In deze zaak heeft de kinderrechter van de Rechtbank Zeeland-West-Brabant op 20 februari 2024 uitspraak gedaan in een rekestprocedure betreffende de ondertoezichtstelling en uithuisplaatsing van een ongeboren kind. De Raad voor de Kinderbescherming heeft verzocht om de ondertoezichtstelling van het ongeboren kind voor de duur van een jaar en een machtiging tot uithuisplaatsing in een netwerkpleeggezin, te weten bij de opa moederszijde, voor de duur van negen maanden. De moeder, die zwanger is van het ongeboren kind, heeft ingestemd met het verzoek, maar heeft ook haar zorgen geuit over de termijn van de uithuisplaatsing.

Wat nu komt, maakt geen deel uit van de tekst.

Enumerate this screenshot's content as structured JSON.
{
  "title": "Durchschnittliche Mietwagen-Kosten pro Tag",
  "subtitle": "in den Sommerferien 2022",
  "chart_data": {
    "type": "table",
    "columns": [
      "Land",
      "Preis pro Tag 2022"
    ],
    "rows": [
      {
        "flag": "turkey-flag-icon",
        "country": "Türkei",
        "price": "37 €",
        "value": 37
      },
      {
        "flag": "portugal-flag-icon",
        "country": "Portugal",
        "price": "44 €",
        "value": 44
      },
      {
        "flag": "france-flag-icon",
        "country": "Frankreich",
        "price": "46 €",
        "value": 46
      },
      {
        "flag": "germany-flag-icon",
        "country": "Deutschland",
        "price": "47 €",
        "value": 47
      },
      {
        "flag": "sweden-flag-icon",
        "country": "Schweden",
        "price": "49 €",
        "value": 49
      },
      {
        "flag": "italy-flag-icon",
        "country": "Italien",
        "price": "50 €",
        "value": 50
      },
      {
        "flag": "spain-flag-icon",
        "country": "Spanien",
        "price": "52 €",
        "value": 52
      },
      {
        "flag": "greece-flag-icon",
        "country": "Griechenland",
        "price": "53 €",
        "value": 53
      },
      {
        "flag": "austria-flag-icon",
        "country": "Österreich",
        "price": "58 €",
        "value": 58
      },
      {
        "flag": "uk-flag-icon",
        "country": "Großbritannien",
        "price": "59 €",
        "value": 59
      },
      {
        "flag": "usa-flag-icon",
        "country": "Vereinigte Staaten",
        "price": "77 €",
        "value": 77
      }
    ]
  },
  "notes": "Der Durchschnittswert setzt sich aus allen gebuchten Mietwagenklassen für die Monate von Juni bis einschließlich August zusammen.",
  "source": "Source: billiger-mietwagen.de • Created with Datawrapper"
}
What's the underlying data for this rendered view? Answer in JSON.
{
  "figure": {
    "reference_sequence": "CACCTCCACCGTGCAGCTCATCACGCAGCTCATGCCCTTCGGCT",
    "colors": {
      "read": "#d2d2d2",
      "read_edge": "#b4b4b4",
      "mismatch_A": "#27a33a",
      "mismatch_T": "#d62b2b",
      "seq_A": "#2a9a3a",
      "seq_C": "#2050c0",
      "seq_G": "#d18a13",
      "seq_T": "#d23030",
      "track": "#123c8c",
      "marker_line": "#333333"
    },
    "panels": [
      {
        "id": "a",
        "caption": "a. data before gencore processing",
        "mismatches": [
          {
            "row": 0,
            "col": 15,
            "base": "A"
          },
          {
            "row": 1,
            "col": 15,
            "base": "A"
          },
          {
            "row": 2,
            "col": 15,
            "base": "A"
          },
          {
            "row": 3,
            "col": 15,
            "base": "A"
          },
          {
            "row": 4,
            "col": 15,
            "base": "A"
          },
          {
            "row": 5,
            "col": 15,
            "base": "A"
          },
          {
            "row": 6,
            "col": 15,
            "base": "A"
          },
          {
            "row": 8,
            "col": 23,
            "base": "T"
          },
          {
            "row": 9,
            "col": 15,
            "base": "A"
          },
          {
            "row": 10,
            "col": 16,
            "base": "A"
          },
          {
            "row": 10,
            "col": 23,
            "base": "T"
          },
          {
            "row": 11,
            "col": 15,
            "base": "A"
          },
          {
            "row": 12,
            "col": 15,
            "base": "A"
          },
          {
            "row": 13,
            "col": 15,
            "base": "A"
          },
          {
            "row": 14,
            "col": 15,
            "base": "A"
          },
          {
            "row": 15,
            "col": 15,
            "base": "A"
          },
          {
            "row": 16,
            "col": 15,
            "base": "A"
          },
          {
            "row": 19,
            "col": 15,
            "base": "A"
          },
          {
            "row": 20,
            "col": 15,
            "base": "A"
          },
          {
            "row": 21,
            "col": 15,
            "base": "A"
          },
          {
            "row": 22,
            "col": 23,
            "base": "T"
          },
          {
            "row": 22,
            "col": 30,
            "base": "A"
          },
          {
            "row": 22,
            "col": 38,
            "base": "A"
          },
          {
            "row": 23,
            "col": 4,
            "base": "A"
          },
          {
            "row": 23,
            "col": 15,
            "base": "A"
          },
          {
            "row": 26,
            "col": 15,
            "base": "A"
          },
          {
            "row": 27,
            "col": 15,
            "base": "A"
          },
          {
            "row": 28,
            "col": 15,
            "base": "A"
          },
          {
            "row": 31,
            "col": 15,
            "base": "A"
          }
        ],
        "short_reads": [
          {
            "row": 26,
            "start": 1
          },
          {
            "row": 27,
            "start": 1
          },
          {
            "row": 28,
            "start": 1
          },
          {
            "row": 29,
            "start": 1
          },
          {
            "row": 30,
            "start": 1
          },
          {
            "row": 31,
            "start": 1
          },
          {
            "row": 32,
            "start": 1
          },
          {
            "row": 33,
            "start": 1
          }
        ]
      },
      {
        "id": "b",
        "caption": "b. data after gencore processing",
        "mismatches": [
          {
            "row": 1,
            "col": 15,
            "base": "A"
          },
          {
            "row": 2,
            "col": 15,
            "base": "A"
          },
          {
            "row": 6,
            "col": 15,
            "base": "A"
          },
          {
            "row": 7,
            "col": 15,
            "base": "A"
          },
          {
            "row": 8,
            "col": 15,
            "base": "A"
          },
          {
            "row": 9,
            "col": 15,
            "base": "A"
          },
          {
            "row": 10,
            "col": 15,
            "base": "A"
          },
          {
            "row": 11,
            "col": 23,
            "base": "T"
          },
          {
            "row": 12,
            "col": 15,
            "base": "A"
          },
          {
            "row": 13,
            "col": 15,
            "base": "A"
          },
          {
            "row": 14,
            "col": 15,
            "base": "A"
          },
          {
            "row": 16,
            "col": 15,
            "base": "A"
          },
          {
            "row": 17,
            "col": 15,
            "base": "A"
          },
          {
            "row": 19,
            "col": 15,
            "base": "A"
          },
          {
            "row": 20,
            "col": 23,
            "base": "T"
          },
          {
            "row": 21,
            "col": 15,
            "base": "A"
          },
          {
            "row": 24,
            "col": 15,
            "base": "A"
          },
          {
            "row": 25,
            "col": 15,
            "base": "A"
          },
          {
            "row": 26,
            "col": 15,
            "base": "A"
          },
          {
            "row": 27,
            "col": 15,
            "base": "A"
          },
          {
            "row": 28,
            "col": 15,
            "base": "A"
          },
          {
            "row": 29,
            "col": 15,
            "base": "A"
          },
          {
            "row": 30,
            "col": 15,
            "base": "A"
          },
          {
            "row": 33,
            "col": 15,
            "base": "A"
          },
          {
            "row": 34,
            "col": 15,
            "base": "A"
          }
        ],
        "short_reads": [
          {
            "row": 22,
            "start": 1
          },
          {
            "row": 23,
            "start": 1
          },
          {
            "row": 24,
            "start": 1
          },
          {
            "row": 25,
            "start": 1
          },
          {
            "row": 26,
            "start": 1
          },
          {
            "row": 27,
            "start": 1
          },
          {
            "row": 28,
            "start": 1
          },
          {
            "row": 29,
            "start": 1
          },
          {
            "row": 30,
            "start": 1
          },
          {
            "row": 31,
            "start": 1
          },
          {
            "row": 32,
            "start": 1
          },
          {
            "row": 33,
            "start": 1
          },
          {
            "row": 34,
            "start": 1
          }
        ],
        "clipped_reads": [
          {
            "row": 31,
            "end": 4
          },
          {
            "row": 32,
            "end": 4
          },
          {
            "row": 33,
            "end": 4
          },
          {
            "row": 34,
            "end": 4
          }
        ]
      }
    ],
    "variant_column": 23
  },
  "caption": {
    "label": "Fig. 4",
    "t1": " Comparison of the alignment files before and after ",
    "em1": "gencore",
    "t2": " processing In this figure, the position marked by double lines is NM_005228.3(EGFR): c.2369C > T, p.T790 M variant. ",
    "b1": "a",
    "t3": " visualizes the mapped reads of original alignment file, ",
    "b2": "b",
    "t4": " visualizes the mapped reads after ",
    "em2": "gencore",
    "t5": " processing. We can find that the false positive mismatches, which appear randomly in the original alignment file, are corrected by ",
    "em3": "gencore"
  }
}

De kinderrechter heeft vastgesteld dat er ernstige zorgen zijn over de ontwikkeling van het ongeboren kind, vooral door de verslavingsproblematiek van de moeder. De moeder is verslaafd aan cocaïne en heroïne, wat een onveilige situatie creëert voor het ongeboren kind. De kinderrechter heeft geoordeeld dat het in het belang van het ongeboren kind is om deze als reeds geboren aan te merken, zodat de nodige beschermende maatregelen kunnen worden getroffen. De kinderrechter heeft de ondertoezichtstelling voor de duur van een jaar en de uithuisplaatsing voor negen maanden goedgekeurd, met de mogelijkheid voor de moeder om te werken aan haar verslavingsproblematiek en de zorg voor haar kind.
De beslissing is uitvoerbaar bij voorraad verklaard, wat betekent dat de maatregelen onmiddellijk van kracht zijn, ook als er hoger beroep wordt ingesteld. De kinderrechter heeft benadrukt dat de veiligheid en ontwikkeling van het ongeboren kind voorop staan en dat er geen risico's genomen mogen worden met betrekking tot de opvoeding en verzorging van het kind.